Homework 1: Numerical Representations and Disassembly of Object Files

Introduction

The purpose of written homework assignments is to get you thinking about the topics being covered in lecture and in readings in the textbook that are not represented in the hands-on, programming lab assignments. These written assignments also better prepare you for exams. It is worth noting that the book contains many practice problems similar to the problems we ask on these written assignments! The solutions for those practice problems are located at the end of each chapter and should give you a feel for the kind of answers we expect you to turn in for these kind of assignments.

Logistics

Please write up your answers and submit them as a PDF file in the online dropbox. This simplifies our grading and ensures we read your answers clearly. If you do not know how to create a PDF, a quick internet search should help, or ask the course staff.

We will provide solutions to all of the problems in the written homework assignments in a timely fashion after the assignment is due. This may be around 4 or 5 days after the due date, in general, because some students may use late days.

Make sure you are using the 3rd edition of Computer Systems: A Programmer's Perspective.

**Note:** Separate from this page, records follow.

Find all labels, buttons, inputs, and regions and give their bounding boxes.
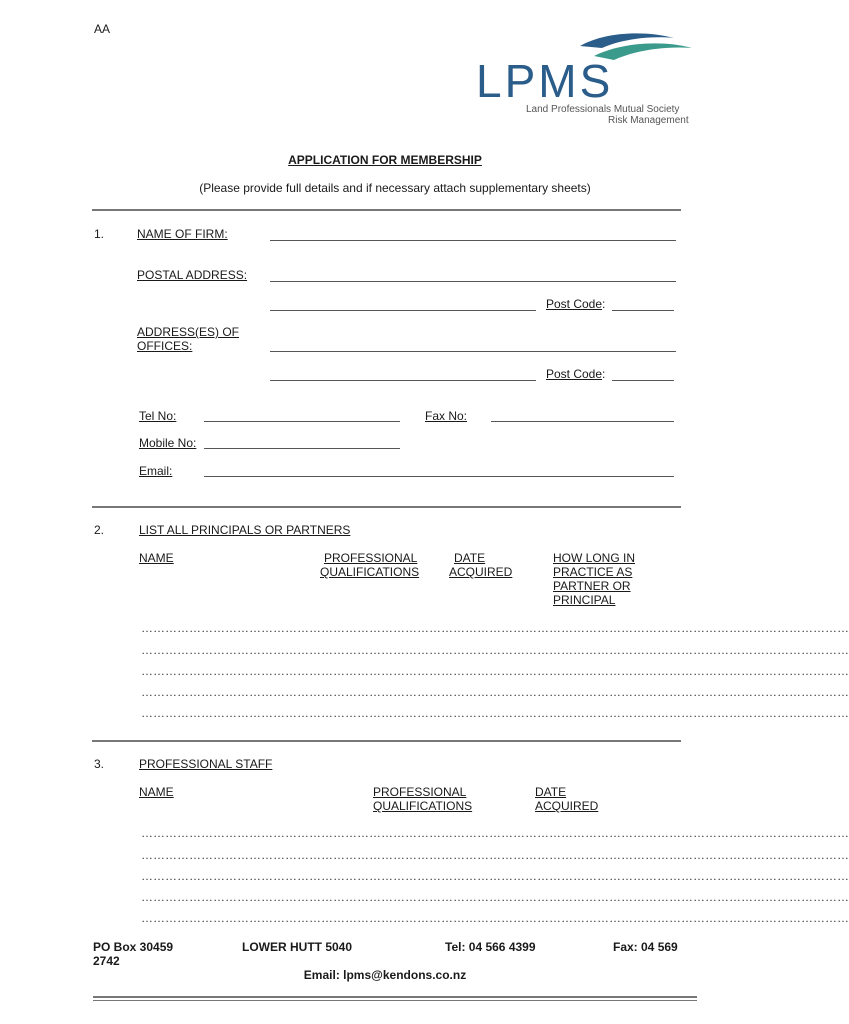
tel-field[interactable] (204, 421, 400, 422)
postal-post-code-field[interactable] (612, 310, 674, 311)
logo-line-1: Land Professionals Mutual Society (526, 104, 680, 115)
section-2-heading: LIST ALL PRINCIPALS OR PARTNERS (139, 523, 351, 537)
lpms-logo (474, 30, 700, 126)
offices-post-code-field[interactable] (612, 380, 674, 381)
logo-letters: LPMS (476, 55, 614, 107)
staff-col-name: NAME (139, 785, 174, 799)
offices-label-2: OFFICES: (137, 339, 193, 353)
section-3-heading: PROFESSIONAL STAFF (139, 757, 273, 771)
footer-tel: Tel: 04 566 4399 (445, 940, 536, 954)
divider-top (92, 209, 681, 211)
footer-rule-2 (93, 1000, 697, 1001)
firm-name-field[interactable] (270, 240, 676, 241)
principals-col-name: NAME (139, 551, 174, 565)
staff-row-2[interactable]: …………………………………………………………………………………………………………………………………………………………… (141, 848, 849, 862)
mobile-field[interactable] (204, 448, 400, 449)
principals-col-howlong-4: PRINCIPAL (553, 593, 616, 607)
offices-post-code-label: Post Code: (546, 367, 606, 381)
tel-label: Tel No: (139, 409, 177, 423)
principals-col-qual-1: PROFESSIONAL (324, 551, 418, 565)
staff-row-3[interactable]: …………………………………………………………………………………………………………………………………………………………… (141, 869, 849, 883)
email-label: Email: (139, 464, 173, 478)
principals-col-date-2: ACQUIRED (449, 565, 513, 579)
staff-col-date-1: DATE (535, 785, 567, 799)
footer-fax: Fax: 04 569 (613, 940, 678, 954)
postal-address-label: POSTAL ADDRESS: (137, 268, 248, 282)
principals-row-1[interactable]: …………………………………………………………………………………………………………………………………………………………… (141, 621, 849, 635)
section-1-number: 1. (94, 227, 105, 241)
principals-row-3[interactable]: …………………………………………………………………………………………………………………………………………………………… (141, 664, 849, 678)
postal-address-field-2[interactable] (270, 310, 536, 311)
offices-address-field-1[interactable] (270, 351, 676, 352)
section-2-number: 2. (94, 523, 105, 537)
offices-address-field-2[interactable] (270, 380, 536, 381)
offices-label-1: ADDRESS(ES) OF (137, 325, 240, 339)
principals-col-howlong-3: PARTNER OR (553, 579, 631, 593)
section-3-number: 3. (94, 757, 105, 771)
staff-row-4[interactable]: …………………………………………………………………………………………………………………………………………………………… (141, 890, 849, 904)
footer-city: LOWER HUTT 5040 (242, 940, 353, 954)
principals-col-date-1: DATE (454, 551, 486, 565)
staff-col-qual-1: PROFESSIONAL (373, 785, 467, 799)
footer-po-box: PO Box 30459 (93, 940, 174, 954)
staff-row-1[interactable]: …………………………………………………………………………………………………………………………………………………………… (141, 826, 849, 840)
fax-label: Fax No: (425, 409, 468, 423)
footer-rule-1 (93, 996, 697, 998)
principals-row-4[interactable]: …………………………………………………………………………………………………………………………………………………………… (141, 685, 849, 699)
divider-section-2 (92, 506, 681, 508)
principals-col-qual-2: QUALIFICATIONS (320, 565, 420, 579)
mobile-label: Mobile No: (139, 436, 197, 450)
principals-col-howlong-1: HOW LONG IN (553, 551, 636, 565)
footer-po-box-2: 2742 (93, 954, 120, 968)
fax-field[interactable] (491, 421, 674, 422)
staff-row-5[interactable]: …………………………………………………………………………………………………………………………………………………………… (141, 911, 849, 925)
principals-col-howlong-2: PRACTICE AS (553, 565, 633, 579)
principals-row-5[interactable]: …………………………………………………………………………………………………………………………………………………………… (141, 706, 849, 720)
staff-col-qual-2: QUALIFICATIONS (373, 799, 473, 813)
email-field[interactable] (204, 476, 674, 477)
principals-row-2[interactable]: …………………………………………………………………………………………………………………………………………………………… (141, 643, 849, 657)
page-title: APPLICATION FOR MEMBERSHIP (288, 153, 482, 167)
footer-email: Email: lpms@kendons.co.nz (303, 968, 467, 982)
staff-col-date-2: ACQUIRED (535, 799, 599, 813)
postal-post-code-label: Post Code: (546, 297, 606, 311)
page-subtitle: (Please provide full details and if necessary attach supplementary sheets) (199, 181, 591, 195)
postal-address-field-1[interactable] (270, 281, 676, 282)
divider-section-3 (92, 740, 681, 742)
document-code: AA (94, 22, 111, 36)
logo-line-2: Risk Management (608, 115, 689, 126)
firm-name-label: NAME OF FIRM: (137, 227, 228, 241)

If you're not using the right book, you might be doing the wrong problems!

Questions

Answer the following problems, some from the 3rd edition of the textbook.

1. Suppose we are given the task of generating code to multiply integer variable x by various different constant factors K. To be efficient, we want to use only the operations +, -, and <<. For the following values of K, write C expressions to perform the multiplication using as few operations as you can: K = 19, K = -7, and K = 52. Hint: You can do all three multiplications with a total of 11 operations. Note: You may find Practice problem 2.40 (p. 103) useful to get started on this problem.
2. Homework Problem 2.82 (pp. 135-136), parts A, B, and C.
   Note: random() generates a number between 0 and Tmax (not Umax)in otherwords: 0 to 2^31 - 1. (Clarification: By “describe the underlying mathematical principles” when the given property always holds, we do not mean you need a formal proof, just an informal description of why it works.)
3. Consider this Java method, which uses the Java standard library's Math.abs for computing the absolute value of an int:

       public static void interesting(int x) {
           if(Math.abs(x) < 0) {
               System.out.println("absolutely strange");
           }
       }
   

   1. There is one argument to interesting that causes absolutely strange to be printed. What is that argument in binary (base-2) and decimal (base-10)?
   2. Give code for how to implement absolute value in a straightforward way (do not use shifts or masks or anything like that).
   3. Explain how your code in part (b) leads to the behavior observed in part (a). Explain both in terms of “numbers” (you can use base-10) and in terms of “bits” what happens when the code executes.
   4. What is the C library function for computing the absolute value of a C int and what is its definition when given your answer to part (a)? Feel free to use web-search when answering this part.
4. Recall that a floating point number is of the form: (-1)^S x M x 2^E. M is the mantissa and 2^E is the exponent. Also recall that M ranges from 1.0 to (almost) 2.0. Tell us the decimal values of M and E for the (decimal) number 17.15625 and how this would be encoded in IEEE 754 representation (32 bits), including the binary values of the frac and exp parts of the representation. (Recall frac = M - 1.0.) Your answer should contain these parts and you should show how you calculated each value:
   • Decimal values for M and E such that (-1)^S * M * 2^E = 17.15625
   • Binary values for frac and exp exactly as they will appear in the full 32-bit representation of 17.15625 in IEEE floating point.
   • The full 32-bit IEEE floating point representation (in bits) of 17.15625
5. Homework Problem 3.58 (pp. 311). You may use any number of temporary variables in your solution; your code does not have to match up exactly line-by-line with the given assembly code. It just needs to be C code that accomplishes the same thing.
6. For this problem you will use the jack-of-all-trades tool objdump to examine executable programs on Linux. Be sure to work on this problem on the CSE home VM or attu. You will need a copy of the code that you turned in for Lab 1 (your code does not have to be entirely correct or complete, but at least some of your puzzle functions should be filled in).
   1. Run make in your Lab 1 directory to build your code. Run the command objdump -t btest | grep text and examine the output. What type of thing do some of the strings in the rightmost column of the output represent? (you you not need to identify what all of them refer to)
   2. Use objdump to disassemble your btest code (review the lecture slides or check the man page to find the right flag). Find the labels in the assembly code corresponding to your bit puzzle functions. What x86 assembly instructions appear to perform right-shift and left-shift operations?
   3. Most Linux distributions include several other useful programs for examining binary files containing machine code. Try out commands such as ldd, file, nm, strings and readelf, and try other flags with objdump. Report something neat, unusual, or unexpected that you find. Don't forget to use the man pages to learn more about all of these programs.
   4. Extra Credit (a little): run the objdump -t command on a different program on the system - choose one in the /usr/bin/ directory. You will likely see the output "SYMBOL TABLE: no symbols". Why does objdump -t appear to work on your program, but not on others?